Along with its needed effects, a dietary supplement may cause some unwanted effects. Although the following side effects occur very rarely when the calcium supplement is taken as recommended, they may be more likely to occur if:

  • It is taken in large doses.
  • It is taken for a long time.
  • It is taken by patients with kidney disease.

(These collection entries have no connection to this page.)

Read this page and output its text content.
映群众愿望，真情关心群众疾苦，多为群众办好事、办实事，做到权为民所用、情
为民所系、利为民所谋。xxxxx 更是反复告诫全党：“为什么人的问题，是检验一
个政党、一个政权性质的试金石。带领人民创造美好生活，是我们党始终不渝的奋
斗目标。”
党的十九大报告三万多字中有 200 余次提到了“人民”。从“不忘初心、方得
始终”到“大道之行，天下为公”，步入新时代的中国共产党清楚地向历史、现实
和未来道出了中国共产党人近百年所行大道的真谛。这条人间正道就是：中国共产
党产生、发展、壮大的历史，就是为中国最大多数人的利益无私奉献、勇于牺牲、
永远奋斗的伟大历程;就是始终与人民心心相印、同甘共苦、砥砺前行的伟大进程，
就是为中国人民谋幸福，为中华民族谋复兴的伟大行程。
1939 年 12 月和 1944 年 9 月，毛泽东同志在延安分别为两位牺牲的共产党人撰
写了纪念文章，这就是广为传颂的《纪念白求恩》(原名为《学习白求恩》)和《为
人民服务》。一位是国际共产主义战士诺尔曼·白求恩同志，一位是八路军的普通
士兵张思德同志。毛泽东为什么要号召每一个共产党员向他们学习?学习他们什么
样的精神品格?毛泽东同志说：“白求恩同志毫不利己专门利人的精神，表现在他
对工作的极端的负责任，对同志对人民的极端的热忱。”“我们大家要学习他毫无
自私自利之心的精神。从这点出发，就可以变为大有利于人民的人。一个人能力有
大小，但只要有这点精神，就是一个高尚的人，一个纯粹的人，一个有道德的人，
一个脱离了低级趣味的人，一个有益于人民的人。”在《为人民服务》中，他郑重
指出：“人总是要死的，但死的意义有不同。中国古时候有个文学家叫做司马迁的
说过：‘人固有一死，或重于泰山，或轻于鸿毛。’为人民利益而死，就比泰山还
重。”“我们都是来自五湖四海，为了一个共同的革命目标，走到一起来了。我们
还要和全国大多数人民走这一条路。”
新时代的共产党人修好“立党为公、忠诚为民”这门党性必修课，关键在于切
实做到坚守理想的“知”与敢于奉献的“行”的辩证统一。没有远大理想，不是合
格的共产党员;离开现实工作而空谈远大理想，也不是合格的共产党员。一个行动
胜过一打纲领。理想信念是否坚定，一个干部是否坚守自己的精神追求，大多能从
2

Check with your health care professional as soon as possible if any of the following side effects occur:

More common (for injection form only)

Dizziness; flushing and/or sensation of warmth or heat; irregular heartbeat; nausea or vomiting; skin redness, rash, pain, or burning at injection site; sweating; tingling sensation

Rare

Difficult or painful urination; drowsiness; nausea or vomiting (continuing); weakness

Early signs of overdose

Constipation (severe) ; dryness of mouth ; headache (continuing) ; increased thirst ; irritability ; loss of appetite ; mental depression ; metallic taste ; unusual tiredness or weakness

Late signs of overdose

Confusion ; drowsiness (severe) ; high blood pressure ; increased sensitivity of eyes or skin to light ; irregular, fast, or slow heartbeat; unusually large amount of urine or increased frequency of urination

Other side effects not listed above may also occur in some patients. If you notice any other effects, check with your health care professional.

Additional Information

Once a medicine or dietary supplement has been approved for marketing for a certain use, experience may show that it is also useful for other medical problems. Although this use is not included in product labeling, calcium supplements are used in certain patients with the following medical condition:

  • Hyperphosphatemia (too much phosphate in the blood)

Other than the above information, there is no additional information relating to proper use, precautions, or side effects for this use.